Alex' blog (Artikel mit Tag bug)

Media Receiver X 301 T ausgetauscht und Firmware Update

nospam@example.com (Alex) — Sat, 14 Jun 2008 15:49:00 +0200

Gestern habe ich meinen neuen Media Receiver X 301 T bekommen, da der alte bereits das Zeitliche gesegnet hat. Somit war auch die Ersatzlieferung noch in-time.

Den alten Receiver habe ich seitdem nicht mehr eingeschalten. Daher war ich etwas verblüfft als ich nach der Einrichtung des neuen Receivers schon an der eingeblendeten Uhrzeit im Display des Receivers während des Boot-Vorgangs feststellen konnte, dass ein Firmware-Update herausgekommen sein muss.

Üblicherweise startet der Receiver mit "12:00", was sich erst verändert, wenn der Receiver über das Internet einen NTP-Server erfolgreich kontaktiert hat. Da sich während des Boot-Vorgangs nun aber auch "16:00" meldet, musste etwas anders sein.

Verbesserungen konnte ich bislang nicht wirklich feststellen, da - natürlich genau seitdem ich den neuen Receiver habe - bundesweit das IPTV der T-Com ausgefallen ist ... Seit heute 15:34 Uhr ist es allerdings wieder da.
Aber das Menü wurde etwas umstrukturiert und ein neuer Menüpunkt für HD-Kopierschutz ist hinzugekommen. Allerdings findet man jetzt die Übersicht des Speicherplatzverbrauchs der Festplatte einfacher als früher: man muss auf der Menüseite "Systemressourcen" nicht mehr nach unten scrollen, wo sich die entsprechende Zeile früher versteckt hatte. Das man dort scrollen kann, um an weitere Informationen zu kommen, sieht man nämlich nicht, da keine Scrollbalken o.ä. vorhanden sind.

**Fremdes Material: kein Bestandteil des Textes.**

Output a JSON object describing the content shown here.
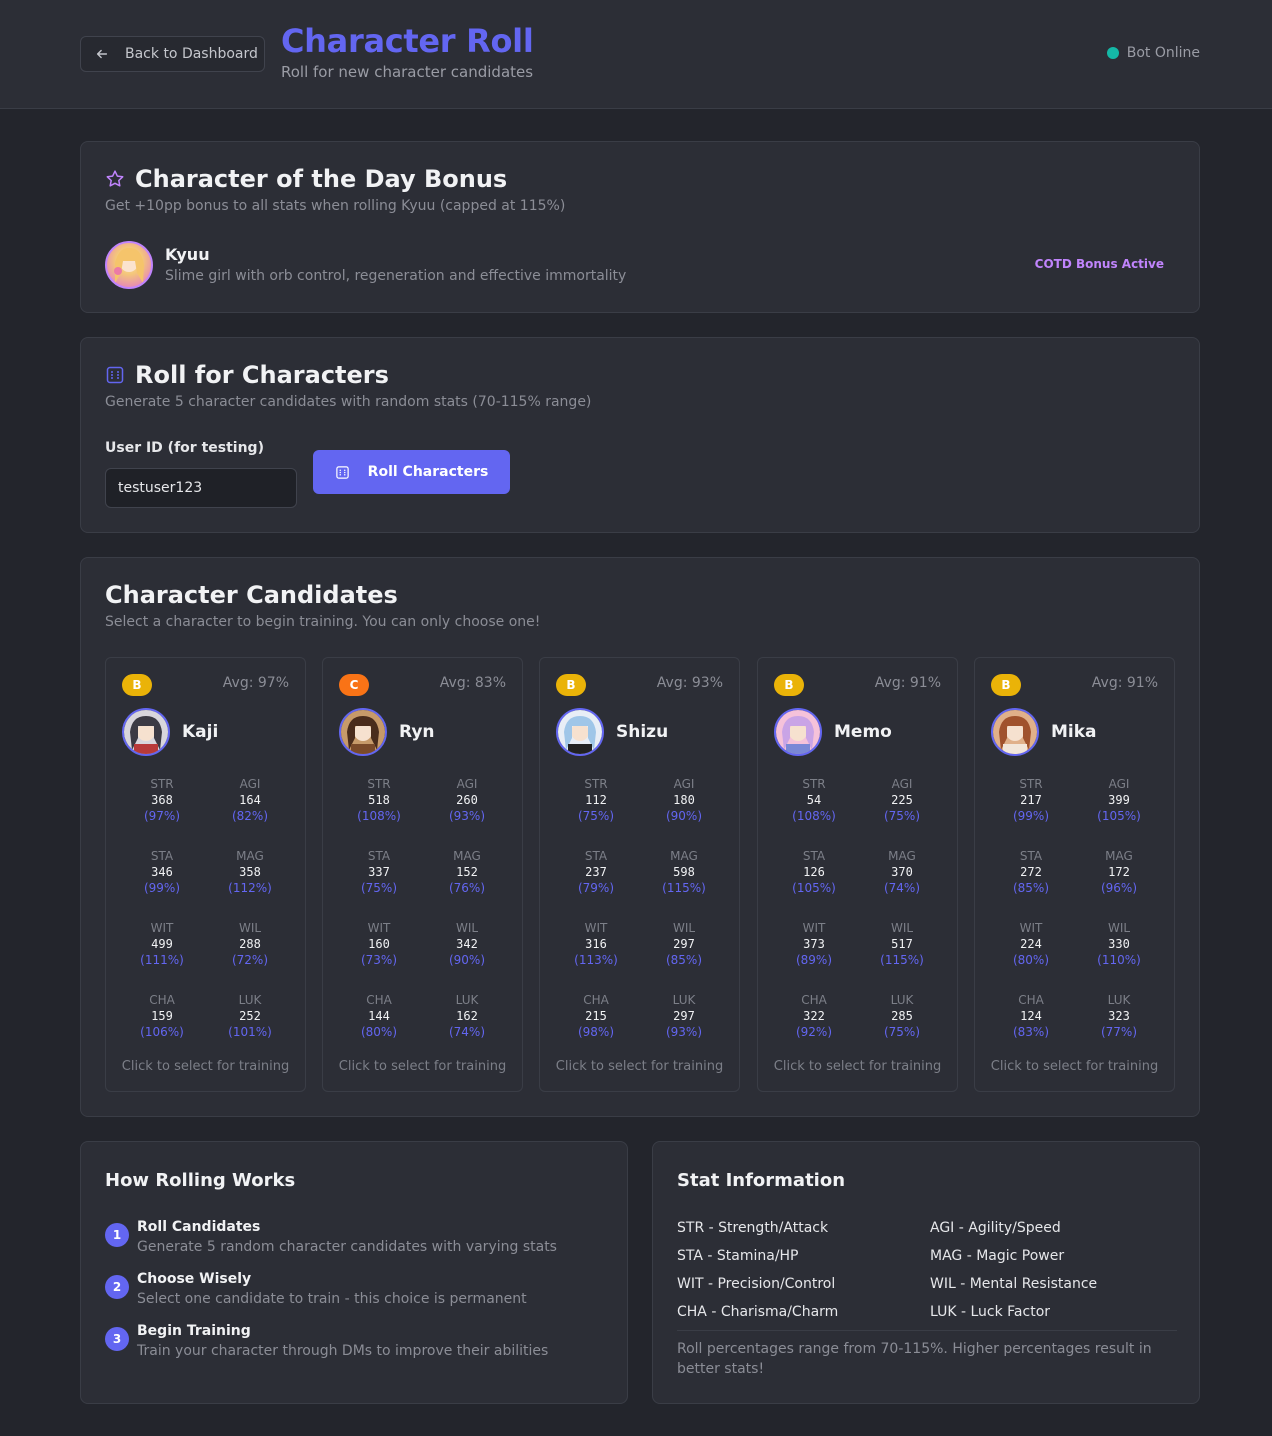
{
  "header": {
    "back_label": "Back to Dashboard",
    "title": "Character Roll",
    "subtitle": "Roll for new character candidates",
    "status": "Bot Online",
    "status_color": "#14b8a6"
  },
  "cotd": {
    "title": "Character of the Day Bonus",
    "description": "Get +10pp bonus to all stats when rolling Kyuu (capped at 115%)",
    "name": "Kyuu",
    "character_description": "Slime girl with orb control, regeneration and effective immortality",
    "badge": "COTD Bonus Active"
  },
  "roll": {
    "title": "Roll for Characters",
    "description": "Generate 5 character candidates with random stats (70-115% range)",
    "input_label": "User ID (for testing)",
    "input_value": "testuser123",
    "button_label": "Roll Characters"
  },
  "candidates": {
    "title": "Character Candidates",
    "description": "Select a character to begin training. You can only choose one!",
    "hint": "Click to select for training",
    "items": [
      {
        "tier": "B",
        "tier_color": "#eab308",
        "avg": "Avg: 97%",
        "name": "Kaji",
        "stats": [
          {
            "label": "STR",
            "value": "368",
            "pct": "(97%)"
          },
          {
            "label": "AGI",
            "value": "164",
            "pct": "(82%)"
          },
          {
            "label": "STA",
            "value": "346",
            "pct": "(99%)"
          },
          {
            "label": "MAG",
            "value": "358",
            "pct": "(112%)"
          },
          {
            "label": "WIT",
            "value": "499",
            "pct": "(111%)"
          },
          {
            "label": "WIL",
            "value": "288",
            "pct": "(72%)"
          },
          {
            "label": "CHA",
            "value": "159",
            "pct": "(106%)"
          },
          {
            "label": "LUK",
            "value": "252",
            "pct": "(101%)"
          }
        ]
      },
      {
        "tier": "C",
        "tier_color": "#f97316",
        "avg": "Avg: 83%",
        "name": "Ryn",
        "stats": [
          {
            "label": "STR",
            "value": "518",
            "pct": "(108%)"
          },
          {
            "label": "AGI",
            "value": "260",
            "pct": "(93%)"
          },
          {
            "label": "STA",
            "value": "337",
            "pct": "(75%)"
          },
          {
            "label": "MAG",
            "value": "152",
            "pct": "(76%)"
          },
          {
            "label": "WIT",
            "value": "160",
            "pct": "(73%)"
          },
          {
            "label": "WIL",
            "value": "342",
            "pct": "(90%)"
          },
          {
            "label": "CHA",
            "value": "144",
            "pct": "(80%)"
          },
          {
            "label": "LUK",
            "value": "162",
            "pct": "(74%)"
          }
        ]
      },
      {
        "tier": "B",
        "tier_color": "#eab308",
        "avg": "Avg: 93%",
        "name": "Shizu",
        "stats": [
          {
            "label": "STR",
            "value": "112",
            "pct": "(75%)"
          },
          {
            "label": "AGI",
            "value": "180",
            "pct": "(90%)"
          },
          {
            "label": "STA",
            "value": "237",
            "pct": "(79%)"
          },
          {
            "label": "MAG",
            "value": "598",
            "pct": "(115%)"
          },
          {
            "label": "WIT",
            "value": "316",
            "pct": "(113%)"
          },
          {
            "label": "WIL",
            "value": "297",
            "pct": "(85%)"
          },
          {
            "label": "CHA",
            "value": "215",
            "pct": "(98%)"
          },
          {
            "label": "LUK",
            "value": "297",
            "pct": "(93%)"
          }
        ]
      },
      {
        "tier": "B",
        "tier_color": "#eab308",
        "avg": "Avg: 91%",
        "name": "Memo",
        "stats": [
          {
            "label": "STR",
            "value": "54",
            "pct": "(108%)"
          },
          {
            "label": "AGI",
            "value": "225",
            "pct": "(75%)"
          },
          {
            "label": "STA",
            "value": "126",
            "pct": "(105%)"
          },
          {
            "label": "MAG",
            "value": "370",
            "pct": "(74%)"
          },
          {
            "label": "WIT",
            "value": "373",
            "pct": "(89%)"
          },
          {
            "label": "WIL",
            "value": "517",
            "pct": "(115%)"
          },
          {
            "label": "CHA",
            "value": "322",
            "pct": "(92%)"
          },
          {
            "label": "LUK",
            "value": "285",
            "pct": "(75%)"
          }
        ]
      },
      {
        "tier": "B",
        "tier_color": "#eab308",
        "avg": "Avg: 91%",
        "name": "Mika",
        "stats": [
          {
            "label": "STR",
            "value": "217",
            "pct": "(99%)"
          },
          {
            "label": "AGI",
            "value": "399",
            "pct": "(105%)"
          },
          {
            "label": "STA",
            "value": "272",
            "pct": "(85%)"
          },
          {
            "label": "MAG",
            "value": "172",
            "pct": "(96%)"
          },
          {
            "label": "WIT",
            "value": "224",
            "pct": "(80%)"
          },
          {
            "label": "WIL",
            "value": "330",
            "pct": "(110%)"
          },
          {
            "label": "CHA",
            "value": "124",
            "pct": "(83%)"
          },
          {
            "label": "LUK",
            "value": "323",
            "pct": "(77%)"
          }
        ]
      }
    ]
  },
  "how": {
    "title": "How Rolling Works",
    "steps": [
      {
        "num": "1",
        "title": "Roll Candidates",
        "desc": "Generate 5 random character candidates with varying stats"
      },
      {
        "num": "2",
        "title": "Choose Wisely",
        "desc": "Select one candidate to train - this choice is permanent"
      },
      {
        "num": "3",
        "title": "Begin Training",
        "desc": "Train your character through DMs to improve their abilities"
      }
    ]
  },
  "statinfo": {
    "title": "Stat Information",
    "items": [
      "STR - Strength/Attack",
      "AGI - Agility/Speed",
      "STA - Stamina/HP",
      "MAG - Magic Power",
      "WIT - Precision/Control",
      "WIL - Mental Resistance",
      "CHA - Charisma/Charm",
      "LUK - Luck Factor"
    ],
    "note": "Roll percentages range from 70-115%. Higher percentages result in better stats!"
  },
  "colors": {
    "accent": "#6366f1",
    "cotd_accent": "#c084fc",
    "background": "#23252c",
    "card": "#2c2e36"
  },
  "icons": {
    "back": "arrow-left-icon",
    "cotd": "star-icon",
    "roll": "dice-icon"
  }
}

Was man bei einem Austauschgerät allerdings noch beachten muss, ist, dass man im Menü den Menüpunkt "Videorekorder einrichten" anwählen muss und den anschließenden Prozess einmal durchlaufen muss, da er sonst nicht funktioniert. Das gilt allerdings nur für Austauschgeräte und nicht für das allererste Gerät, was man sich zugelegt hat. Das man diesen Vorgang allerdings durchführen muss, sagt einem niemand. (Okay, vielleicht an der technischen Hotline für 14 Cent/Minute ...)
Warum das so ist, ist eigentlich relativ einfach erklärt: es kann pro Haushalt (bislang) immer nur ein Videorekorder existieren (und das vorherige Gerät ist dazu online vermerkt), wohl aber mehrere Receiver ohne VCR-Funktion.

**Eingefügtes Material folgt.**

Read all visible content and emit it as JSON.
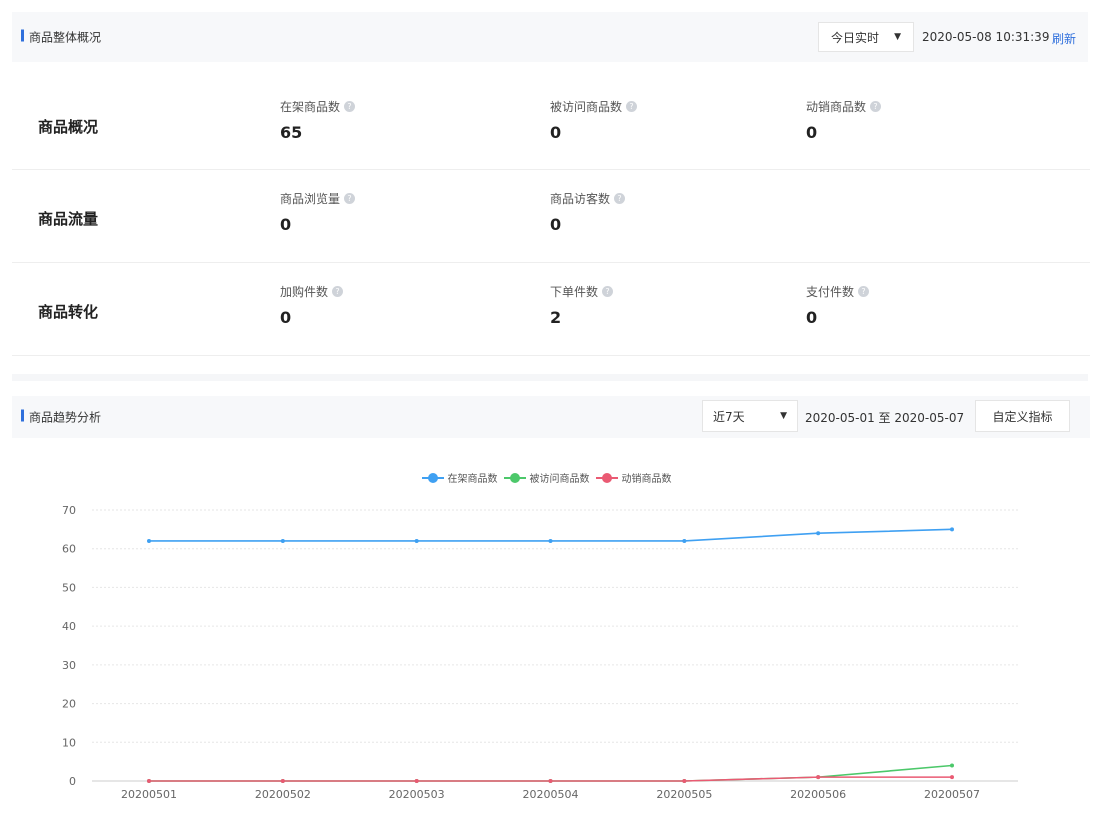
{
  "overview": {
    "title": "商品整体概况",
    "period_select": "今日实时",
    "timestamp": "2020-05-08 10:31:39",
    "refresh": "刷新",
    "rows": [
      {
        "label": "商品概况",
        "metrics": [
          {
            "label": "在架商品数",
            "value": "65"
          },
          {
            "label": "被访问商品数",
            "value": "0"
          },
          {
            "label": "动销商品数",
            "value": "0"
          }
        ]
      },
      {
        "label": "商品流量",
        "metrics": [
          {
            "label": "商品浏览量",
            "value": "0"
          },
          {
            "label": "商品访客数",
            "value": "0"
          }
        ]
      },
      {
        "label": "商品转化",
        "metrics": [
          {
            "label": "加购件数",
            "value": "0"
          },
          {
            "label": "下单件数",
            "value": "2"
          },
          {
            "label": "支付件数",
            "value": "0"
          }
        ]
      }
    ]
  },
  "trend": {
    "title": "商品趋势分析",
    "period_select": "近7天",
    "date_range": "2020-05-01 至 2020-05-07",
    "custom_button": "自定义指标"
  },
  "chart_data": {
    "type": "line",
    "x": [
      "20200501",
      "20200502",
      "20200503",
      "20200504",
      "20200505",
      "20200506",
      "20200507"
    ],
    "series": [
      {
        "name": "在架商品数",
        "color": "#3fa0f2",
        "values": [
          62,
          62,
          62,
          62,
          62,
          64,
          65
        ]
      },
      {
        "name": "被访问商品数",
        "color": "#4cc86a",
        "values": [
          0,
          0,
          0,
          0,
          0,
          1,
          4
        ]
      },
      {
        "name": "动销商品数",
        "color": "#ea5a73",
        "values": [
          0,
          0,
          0,
          0,
          0,
          1,
          1
        ]
      }
    ],
    "ylim": [
      0,
      70
    ],
    "yticks": [
      0,
      10,
      20,
      30,
      40,
      50,
      60,
      70
    ],
    "grid": true,
    "legend_position": "top-center"
  }
}
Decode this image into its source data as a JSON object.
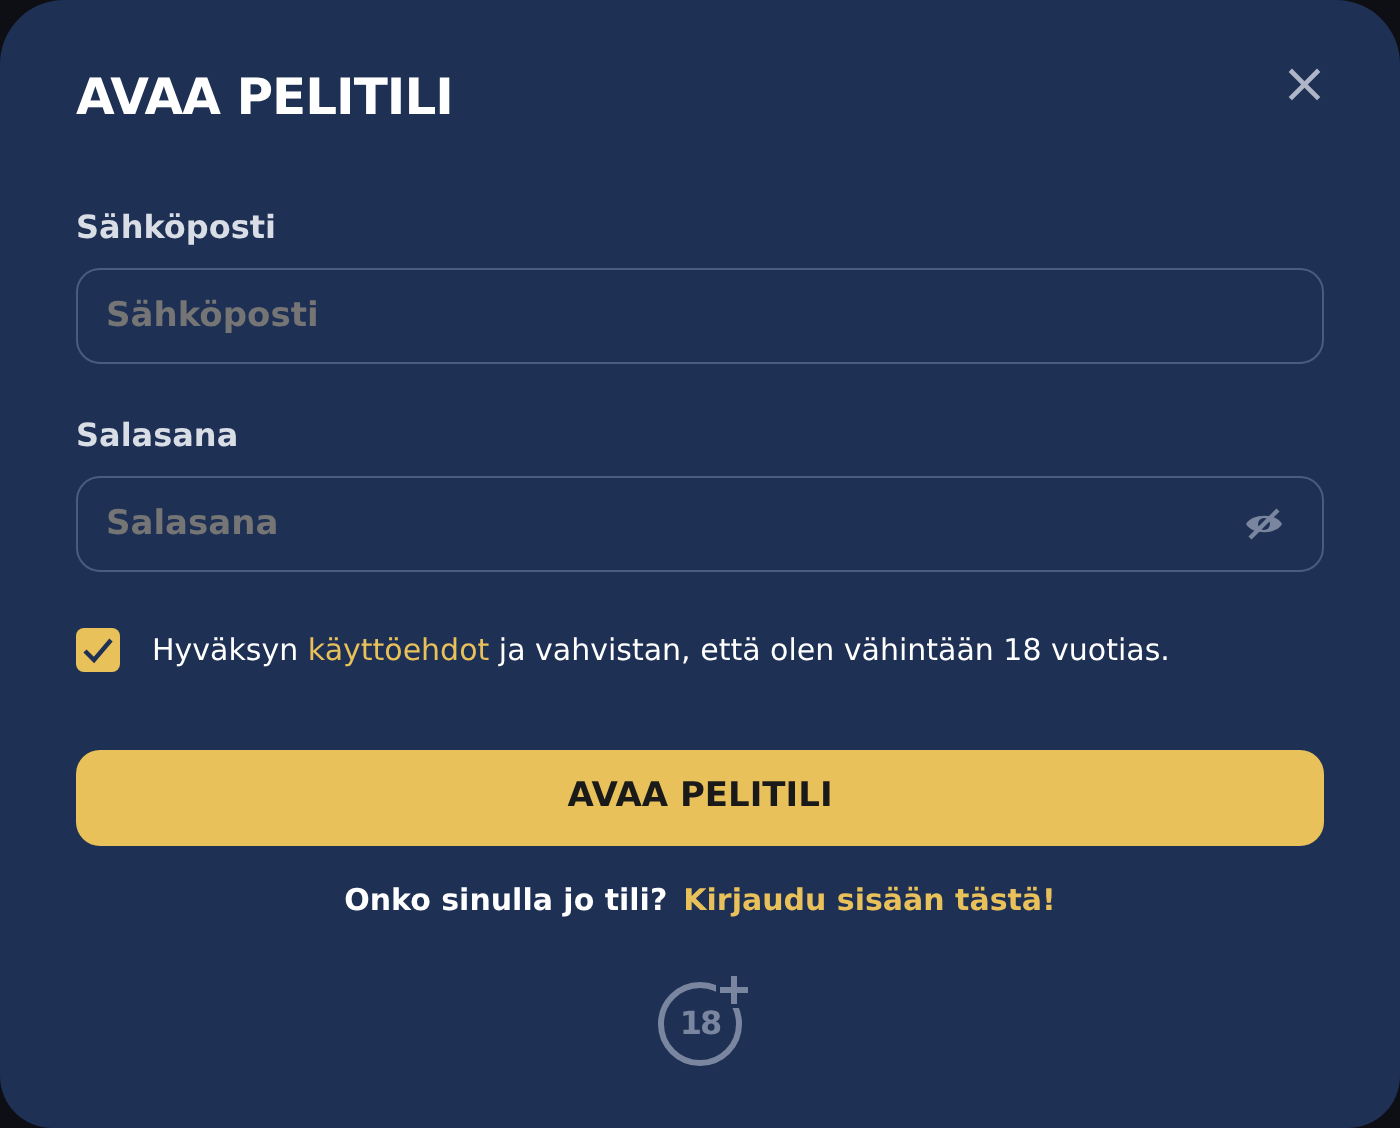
{
  "title": "AVAA PELITILI",
  "close": "×",
  "fields": [
    {
      "label": "Sähköposti",
      "placeholder": "Sähköposti",
      "kind": "email"
    },
    {
      "label": "Salasana",
      "placeholder": "Salasana",
      "kind": "password"
    }
  ],
  "terms": {
    "checked": true,
    "before": "Hyväksyn",
    "link": "käyttöehdot",
    "after": "ja vahvistan, että olen vähintään 18 vuotias."
  },
  "submit": "AVAA PELITILI",
  "login": {
    "question": "Onko sinulla jo tili?",
    "link": "Kirjaudu sisään tästä!"
  },
  "age_badge": "18"
}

T-Mobile MDA Vario III und OpenStreetMap

nospam@example.com (Alex) — Thu, 12 Jun 2008 17:30:00 +0200

Da ich dem OpenStreetMap-Projekt auch etwas an Kartenmaterial beisteuern wollte, habe ich mich mal beraten lassen, was für brauchbare Programme es für das Tracken gibt.
(Danke an Fabian !)

Ich habe mich nun mangels JSR-179 Unterstützung seitens der mitgelieferten KVM in meinem neuen T-Mobile MDA Vario III für das Windows Mobile 6 taugliche Programm namens GPS2Blue entschieden, welches wunderbare Arbeit beim Tracking verrichtet. Funktioniert also einwandfrei mit dem internen GPS-Empfänger. Ob das Routen der GPS-Daten zum PC mittels Bluetooth oder TCP/IP ebenfalls funktioniert, interessiert mich nicht. Daher bleibt diese Funktionalität von mir ungetestet.

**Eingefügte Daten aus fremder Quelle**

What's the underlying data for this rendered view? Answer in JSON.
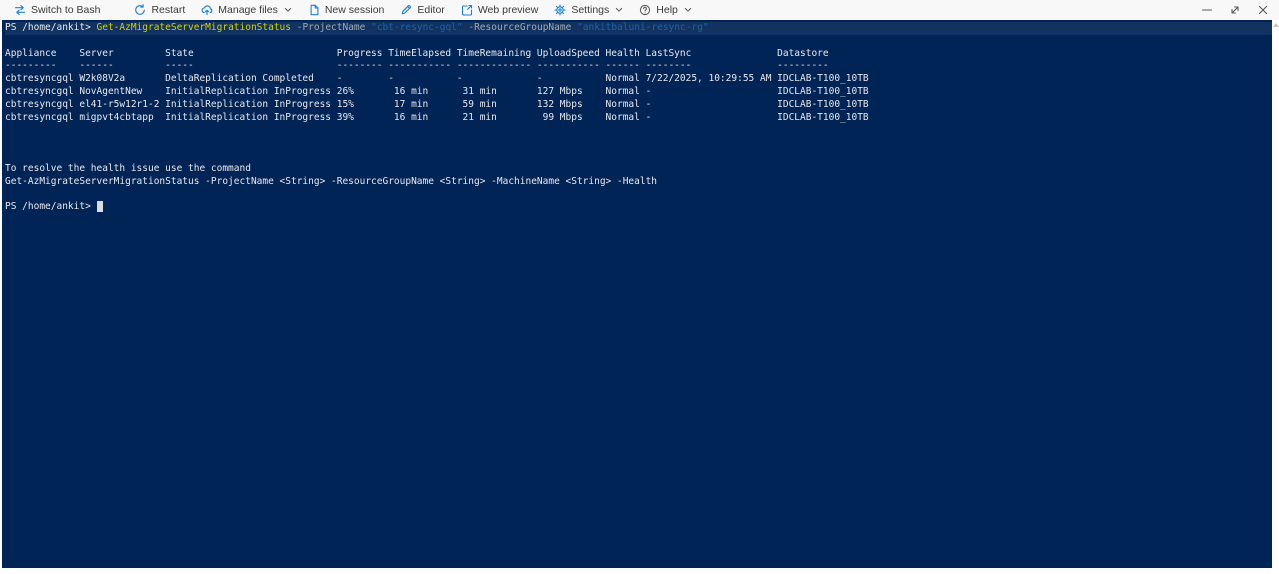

Leider erzeugt GPS2Blue kein GPX-Format, so dass im Nachhinein das Logfile konvertiert werden muss. Hierzu benutze ich GPSBabel, welches mit folgendem Aufruf die Konvertierung erledigt: gpsbabel -i nmea -f eingabe.log -o gpx -F ausgabe.gpx

Letztendlich also kein Beinbruch. GPSBabel gibt es übrigens für Linux, Windows, Unix und OS X.

Ein Problem ist bei mir bei der Verwendung von GPS2Blue (Version 1.9) mit dem MDA Vario III aufgetreten: das Gerät geht nach kurzer Zeit in den Standby-Modus und damit werden keine Trackpoints mehr angelegt. Im Programm gibt es zwar die Option "File" => "Power settings" => "Disable powersaving", welche aber nicht aktiviert werden kann. Zumindest bleibt das Häkchen, was man sonst eigentlich setzen kann, nicht drin.

Die Lösung für das Problem ist recht einfach: man öffnet die Datei GPS2BlueA201.xml im Programmverzeichnis von GPS2Blue mit einem Editor (ich benutze hierfür die mobile Version des Total Commanders) und ändert den Wert auf True im Tag <bDisableTurnOff>False</bDisableTurnOff>.
Einen Schreibschutz braucht man für die Datei über die Eigenschaften derselben nicht zu vergeben.

Im September werde ich dann mal etwas mehr die Gegend um diesen Kartenausschnitt (Quelle: OpenStreetMap, Lizenz: Creative Commons Attribution-Share Alike 2.0) kartografieren. Vielleicht erkennt der ein oder andere ja, um welche Gegend es sich dabei handelt.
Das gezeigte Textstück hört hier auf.